Les fontaines publiques

La découverte de sources d’eau potable puis l’installation de fontaines publiques à la fin du XIXe siècle ont constitué des progrès considérables pour les Saint-Égrévois, contraints depuis des siècles d’utiliser pour leurs besoins quotidiens l’eau de la Vence.

Durant des siècles, la Vence et le canal de dérivation constituent la seule source d’eau potable pour les habitants de Saint-Égrève.

En 1804, constatant la très forte pollution de ces eaux par les activités agricoles et artisanales (tanneurs, chamoiseurs, bouchers déversant leurs déchets animaux), le maire, Pierre-Alexis Darbon, prend en urgence des mesures de salubrité publique en interdisant, sous peine de poursuites, de jeter dans les eaux tout immondice, fumier ou déchet polluant. Il espère ainsi mettre fin aux épidémies récurrentes qui s’abattent alors sur la petite communauté. Mais il faudra attendre encore un demi-siècle, et la découverte des sources de Bréduire et du Châtelard, pour qu’une eau de bonne qualité soit mise à la disposition des Saint-Égrévois.

La fin du XIXe siècle voit alors les fontaines publiques, bassins et lavoirs communaux se multiplier, même si l’entreprise peut se heurter à la réticence des propriétaires privés. Le refus de certains d’entre eux de mettre à disposition les emplacements nécessaires contraint parfois le maire à recourir à l’expropriation.

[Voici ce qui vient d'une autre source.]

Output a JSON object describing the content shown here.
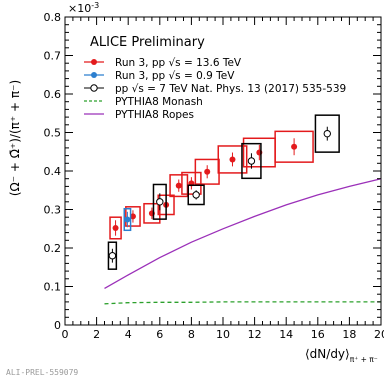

Ce petit patrimoine communal, digne mais fragile et auquel on porte une attention particulière, a fait l’objet en 2003 d’un inventaire scientifique. Ce travail a permis d’identifier dix fontaines publiques ainsi que des bassins privés. À la suite de cela, la municipalité a engagé des travaux de  restauration. Les fontaines de Saint‑Robert, Barnave ou celle installée sur la place Pompée ont ainsi retrouvé une nouvelle jeunesse. 

Découverte des sources

Ingénieur des travaux publics, Adolphe Muguet (1823-1896) décide d’explorer les réseaux karstiques à la recherche d’eau.
En 1859, il met au jour une première source dans le vallon de Bréduire, près de Proveysieux, puis quelques années plus tard, celle du Châtelard. Les travaux de captage terminés en 1862, l’eau potable est enfin disponible dans la commune. Cette eau, répartie entre le bourg et quelques hameaux, alimentera les premières fontaines publiques de Saint-Égrève.